Generally, a lift above 1 can infer some association. We will filter out associations that have a lift of at least 6 and confidence of at least 80% to find the most relevant recommendations.

In [29]:
# Filter items and save
saved_recs = rules[ (rules['lift'] >= 6) &
     rules['confidence'] >= 0.8]

# Check saved dataframe
saved_recs.sort_values(by=['confidence'], ascending=False)

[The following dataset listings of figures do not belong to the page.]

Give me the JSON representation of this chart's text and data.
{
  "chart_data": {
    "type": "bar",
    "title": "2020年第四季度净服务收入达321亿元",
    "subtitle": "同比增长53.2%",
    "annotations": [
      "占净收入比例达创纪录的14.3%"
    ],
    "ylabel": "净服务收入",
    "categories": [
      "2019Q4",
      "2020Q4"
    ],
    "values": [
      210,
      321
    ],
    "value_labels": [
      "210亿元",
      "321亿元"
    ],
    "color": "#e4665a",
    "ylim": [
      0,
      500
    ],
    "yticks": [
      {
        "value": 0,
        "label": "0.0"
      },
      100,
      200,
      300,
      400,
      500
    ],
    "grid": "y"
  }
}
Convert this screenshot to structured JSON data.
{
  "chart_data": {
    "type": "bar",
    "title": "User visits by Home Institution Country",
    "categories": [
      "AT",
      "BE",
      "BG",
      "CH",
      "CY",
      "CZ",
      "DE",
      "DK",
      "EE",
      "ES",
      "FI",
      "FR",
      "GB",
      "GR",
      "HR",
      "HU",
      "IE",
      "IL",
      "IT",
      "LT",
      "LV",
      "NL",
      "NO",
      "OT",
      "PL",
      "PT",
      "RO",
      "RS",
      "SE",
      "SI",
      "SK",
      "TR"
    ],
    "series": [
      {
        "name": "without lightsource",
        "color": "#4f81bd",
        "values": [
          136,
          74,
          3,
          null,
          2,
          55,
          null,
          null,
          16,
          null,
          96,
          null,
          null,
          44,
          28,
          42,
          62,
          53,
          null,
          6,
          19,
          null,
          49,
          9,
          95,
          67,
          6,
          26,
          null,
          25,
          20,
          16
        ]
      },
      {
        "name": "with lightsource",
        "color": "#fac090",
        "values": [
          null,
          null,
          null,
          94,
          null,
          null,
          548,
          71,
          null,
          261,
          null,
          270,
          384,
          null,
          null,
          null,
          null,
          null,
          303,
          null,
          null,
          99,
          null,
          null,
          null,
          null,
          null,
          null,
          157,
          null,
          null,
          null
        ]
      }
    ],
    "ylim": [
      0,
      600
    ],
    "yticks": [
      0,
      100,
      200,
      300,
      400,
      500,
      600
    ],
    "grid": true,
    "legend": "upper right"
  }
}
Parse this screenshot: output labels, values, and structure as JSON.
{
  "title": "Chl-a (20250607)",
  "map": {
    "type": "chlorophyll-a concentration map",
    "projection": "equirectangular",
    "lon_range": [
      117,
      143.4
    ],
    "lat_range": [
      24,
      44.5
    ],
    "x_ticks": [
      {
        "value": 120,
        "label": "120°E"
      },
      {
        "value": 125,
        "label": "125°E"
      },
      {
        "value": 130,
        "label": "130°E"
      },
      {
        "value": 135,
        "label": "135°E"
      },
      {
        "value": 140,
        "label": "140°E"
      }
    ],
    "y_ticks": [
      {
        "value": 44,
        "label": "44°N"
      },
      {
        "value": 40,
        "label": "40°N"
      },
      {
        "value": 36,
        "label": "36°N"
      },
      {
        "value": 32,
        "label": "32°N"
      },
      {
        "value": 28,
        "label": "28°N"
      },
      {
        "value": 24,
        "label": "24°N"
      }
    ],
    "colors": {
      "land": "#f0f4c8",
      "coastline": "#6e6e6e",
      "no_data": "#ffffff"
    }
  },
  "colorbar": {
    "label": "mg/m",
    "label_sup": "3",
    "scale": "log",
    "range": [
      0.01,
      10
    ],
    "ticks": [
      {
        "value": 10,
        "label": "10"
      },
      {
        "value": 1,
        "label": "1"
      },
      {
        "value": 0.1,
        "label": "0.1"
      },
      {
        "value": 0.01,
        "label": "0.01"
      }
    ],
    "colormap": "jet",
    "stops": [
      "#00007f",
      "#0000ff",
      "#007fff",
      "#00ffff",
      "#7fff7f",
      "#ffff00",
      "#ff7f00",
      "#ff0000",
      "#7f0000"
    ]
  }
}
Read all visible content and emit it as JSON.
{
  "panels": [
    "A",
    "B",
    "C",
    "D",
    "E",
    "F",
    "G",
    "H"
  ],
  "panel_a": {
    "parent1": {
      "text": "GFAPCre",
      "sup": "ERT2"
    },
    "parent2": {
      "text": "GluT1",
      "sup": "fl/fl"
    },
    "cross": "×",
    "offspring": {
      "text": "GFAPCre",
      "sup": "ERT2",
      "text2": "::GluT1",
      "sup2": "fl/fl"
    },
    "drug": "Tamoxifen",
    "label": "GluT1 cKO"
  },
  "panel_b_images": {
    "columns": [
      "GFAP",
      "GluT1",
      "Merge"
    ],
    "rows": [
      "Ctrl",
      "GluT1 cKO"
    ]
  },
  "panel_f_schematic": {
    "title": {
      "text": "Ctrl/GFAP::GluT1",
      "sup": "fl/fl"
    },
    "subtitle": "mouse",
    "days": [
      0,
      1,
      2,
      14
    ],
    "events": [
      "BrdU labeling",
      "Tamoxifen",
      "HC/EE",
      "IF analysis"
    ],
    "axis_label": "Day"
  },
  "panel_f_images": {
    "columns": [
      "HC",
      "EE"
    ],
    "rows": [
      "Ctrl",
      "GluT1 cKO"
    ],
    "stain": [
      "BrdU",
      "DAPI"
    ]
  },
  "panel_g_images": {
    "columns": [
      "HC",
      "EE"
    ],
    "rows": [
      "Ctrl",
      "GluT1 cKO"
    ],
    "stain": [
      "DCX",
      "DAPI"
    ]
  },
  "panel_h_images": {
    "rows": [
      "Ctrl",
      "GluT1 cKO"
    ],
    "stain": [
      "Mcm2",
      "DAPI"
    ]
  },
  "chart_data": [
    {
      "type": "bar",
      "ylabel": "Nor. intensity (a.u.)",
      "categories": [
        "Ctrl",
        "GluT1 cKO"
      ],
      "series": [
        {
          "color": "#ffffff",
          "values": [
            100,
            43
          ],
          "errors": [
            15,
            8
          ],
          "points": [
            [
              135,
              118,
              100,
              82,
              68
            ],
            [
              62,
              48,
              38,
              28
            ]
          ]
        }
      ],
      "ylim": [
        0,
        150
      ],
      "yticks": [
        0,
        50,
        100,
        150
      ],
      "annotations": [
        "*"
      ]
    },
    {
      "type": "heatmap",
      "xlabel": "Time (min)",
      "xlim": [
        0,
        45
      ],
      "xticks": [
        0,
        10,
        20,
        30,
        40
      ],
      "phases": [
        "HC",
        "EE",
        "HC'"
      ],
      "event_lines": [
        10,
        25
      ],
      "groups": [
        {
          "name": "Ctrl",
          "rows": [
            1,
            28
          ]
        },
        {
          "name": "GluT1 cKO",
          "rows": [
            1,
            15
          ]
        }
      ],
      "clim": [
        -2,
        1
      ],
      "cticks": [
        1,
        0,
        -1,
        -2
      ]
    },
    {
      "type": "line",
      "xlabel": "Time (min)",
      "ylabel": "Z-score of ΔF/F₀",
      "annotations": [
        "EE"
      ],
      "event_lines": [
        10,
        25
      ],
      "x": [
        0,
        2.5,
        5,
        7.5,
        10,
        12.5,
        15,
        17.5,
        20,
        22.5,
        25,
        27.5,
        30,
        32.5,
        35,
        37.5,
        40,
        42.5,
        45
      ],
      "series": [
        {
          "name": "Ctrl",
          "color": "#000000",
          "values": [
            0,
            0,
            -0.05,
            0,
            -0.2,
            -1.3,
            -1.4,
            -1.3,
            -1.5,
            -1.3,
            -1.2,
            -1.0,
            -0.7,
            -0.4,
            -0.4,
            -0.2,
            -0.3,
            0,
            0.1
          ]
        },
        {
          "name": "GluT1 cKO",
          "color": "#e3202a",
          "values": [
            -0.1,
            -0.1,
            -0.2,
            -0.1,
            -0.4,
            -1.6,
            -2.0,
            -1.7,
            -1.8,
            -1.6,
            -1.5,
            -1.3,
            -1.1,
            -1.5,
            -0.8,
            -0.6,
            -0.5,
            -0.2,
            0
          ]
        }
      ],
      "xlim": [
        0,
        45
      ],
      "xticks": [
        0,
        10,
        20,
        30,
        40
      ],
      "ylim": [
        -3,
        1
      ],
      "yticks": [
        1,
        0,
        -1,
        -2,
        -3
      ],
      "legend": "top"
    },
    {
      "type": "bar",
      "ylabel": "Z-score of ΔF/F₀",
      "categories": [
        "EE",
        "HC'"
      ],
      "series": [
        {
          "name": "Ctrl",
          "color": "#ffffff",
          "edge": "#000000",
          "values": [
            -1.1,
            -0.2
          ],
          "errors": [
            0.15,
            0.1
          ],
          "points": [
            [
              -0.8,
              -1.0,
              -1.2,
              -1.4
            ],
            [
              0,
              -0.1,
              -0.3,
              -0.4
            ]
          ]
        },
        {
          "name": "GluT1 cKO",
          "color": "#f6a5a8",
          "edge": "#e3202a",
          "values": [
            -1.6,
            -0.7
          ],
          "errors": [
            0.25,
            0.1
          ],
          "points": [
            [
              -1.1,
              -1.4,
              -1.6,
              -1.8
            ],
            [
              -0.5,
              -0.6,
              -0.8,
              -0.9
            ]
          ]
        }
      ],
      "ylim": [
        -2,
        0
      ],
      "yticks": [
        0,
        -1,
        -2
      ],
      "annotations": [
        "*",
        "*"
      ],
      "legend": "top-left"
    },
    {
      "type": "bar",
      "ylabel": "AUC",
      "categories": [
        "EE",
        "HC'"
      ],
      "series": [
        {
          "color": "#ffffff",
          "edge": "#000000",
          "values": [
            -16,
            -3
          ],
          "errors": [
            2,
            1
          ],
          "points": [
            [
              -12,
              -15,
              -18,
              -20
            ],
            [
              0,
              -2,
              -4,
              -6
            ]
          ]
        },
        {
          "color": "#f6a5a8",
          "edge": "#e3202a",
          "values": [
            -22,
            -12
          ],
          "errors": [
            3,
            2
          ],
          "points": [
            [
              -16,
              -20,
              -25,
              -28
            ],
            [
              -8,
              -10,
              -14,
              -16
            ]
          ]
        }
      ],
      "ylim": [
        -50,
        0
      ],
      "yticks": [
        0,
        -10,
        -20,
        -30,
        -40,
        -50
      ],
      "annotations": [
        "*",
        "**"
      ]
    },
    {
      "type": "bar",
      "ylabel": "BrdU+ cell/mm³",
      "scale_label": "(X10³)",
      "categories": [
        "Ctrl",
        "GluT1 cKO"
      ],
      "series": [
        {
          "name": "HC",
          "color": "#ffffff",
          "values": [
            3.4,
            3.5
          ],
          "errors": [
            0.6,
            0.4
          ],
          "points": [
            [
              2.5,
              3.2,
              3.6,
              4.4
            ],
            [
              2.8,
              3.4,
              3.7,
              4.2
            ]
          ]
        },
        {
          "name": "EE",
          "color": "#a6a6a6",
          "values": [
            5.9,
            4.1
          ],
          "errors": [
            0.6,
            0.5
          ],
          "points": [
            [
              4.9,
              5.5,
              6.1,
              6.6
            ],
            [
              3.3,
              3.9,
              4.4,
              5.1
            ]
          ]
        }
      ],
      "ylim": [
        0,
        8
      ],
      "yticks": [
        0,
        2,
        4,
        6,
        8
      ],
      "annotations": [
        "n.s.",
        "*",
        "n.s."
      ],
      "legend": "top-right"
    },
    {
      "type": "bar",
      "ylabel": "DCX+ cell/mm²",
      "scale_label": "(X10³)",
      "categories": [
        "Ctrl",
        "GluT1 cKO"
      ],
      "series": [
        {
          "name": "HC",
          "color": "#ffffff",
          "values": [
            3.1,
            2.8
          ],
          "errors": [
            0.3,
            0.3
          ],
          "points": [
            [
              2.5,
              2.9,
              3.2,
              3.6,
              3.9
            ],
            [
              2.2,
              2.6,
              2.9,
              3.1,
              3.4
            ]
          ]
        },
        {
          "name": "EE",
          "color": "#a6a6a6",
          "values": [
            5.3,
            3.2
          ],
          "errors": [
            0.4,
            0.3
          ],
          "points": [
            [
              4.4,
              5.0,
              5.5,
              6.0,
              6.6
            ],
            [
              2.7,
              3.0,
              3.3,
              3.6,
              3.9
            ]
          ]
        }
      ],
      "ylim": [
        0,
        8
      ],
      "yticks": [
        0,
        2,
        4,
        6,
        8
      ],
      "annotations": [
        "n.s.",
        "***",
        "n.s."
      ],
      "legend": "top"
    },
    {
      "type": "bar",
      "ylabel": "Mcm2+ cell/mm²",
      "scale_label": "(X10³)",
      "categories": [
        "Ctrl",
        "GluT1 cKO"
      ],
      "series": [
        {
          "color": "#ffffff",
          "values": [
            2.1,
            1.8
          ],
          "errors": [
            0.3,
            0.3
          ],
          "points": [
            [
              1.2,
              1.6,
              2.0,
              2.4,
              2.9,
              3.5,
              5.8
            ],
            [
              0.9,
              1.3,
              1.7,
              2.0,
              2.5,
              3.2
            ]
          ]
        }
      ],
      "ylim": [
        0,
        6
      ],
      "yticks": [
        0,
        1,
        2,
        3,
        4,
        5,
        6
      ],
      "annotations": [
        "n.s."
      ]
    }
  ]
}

Unnamed: 0,antecedents,consequents,antecedent support,consequent support,support,confidence,lift,leverage,conviction
2949,"(Lock Nuts, Hex Head Cap Screws, Hex Nuts, Loc...",(Flat Washers),0.012218,0.116974,0.011447,0.936875,8.009248,0.010018,13.988528
2922,"(Lock Nuts, Hex Nuts, Lock Washers)",(Flat Washers),0.014219,0.116974,0.013127,0.923201,7.892349,0.011464,11.497861
2893,"(Lock Nuts, Hex Head Cap Screws, Lock Washers)",(Flat Washers),0.017495,0.116974,0.015899,0.908773,7.769010,0.013852,9.679484
2840,"(Hex Head Cap Screws, Hex Nuts, Lock Washers)",(Flat Washers),0.029011,0.116974,0.026109,0.899974,7.693782,0.022715,8.827935
2825,"(Lock Nuts, Hex Head Cap Screws, Hex Nuts)",(Flat Washers),0.018908,0.116974,0.016999,0.899031,7.685721,0.014787,8.745488
2287,"(Lock Nuts, Lock Washers)",(Flat Washers),0.021336,0.116974,0.018961,0.888690,7.597319,0.016465,7.933036
2908,"(Jobber Length Drill Bits, Hex Nuts, Lock Wash...",(Flat Washers),0.012676,0.116974,0.011248,0.887349,7.585858,0.009766,7.838625
2547,"(Hex Nuts, Lock Washers, Cable Ties)",(Flat Washers),0.012065,0.116974,0.010676,0.884810,7.564150,0.009264,7.665829
2531,"(Hex Head Cap Screws, Lock Washers, Cable Ties)",(Flat Washers),0.013913,0.116974,0.012180,0.875412,7.483804,0.010553,7.087547
2950,"(Lock Nuts, Flat Washers, Hex Nuts, Lock Washers)",(Hex Head Cap Screws),0.013127,0.100502,0.011447,0.872019,8.676589,0.010128,7.028347


The final step now that recommendations have been generated is to save them as a csv file for later use.

In [23]:
# Save Recs to csv
saved_recs.to_csv('recommendations.csv', index=False)

##  Summary

The apriori algorithm and association rule mining were used to extract frequent itemsets (items purchased together) from the data and generate rules for frequent item patterns. These rules can be used in a recommendation engine in the context of "customers who viewed ... also viewed..." and "customers who purchased ... also purchased..." in order to encourage add-on purchases or encourage past customers to  continue using "The Company" for their e-commerce needs. The results are contained in a CSV file that can be used across platforms for production purposes.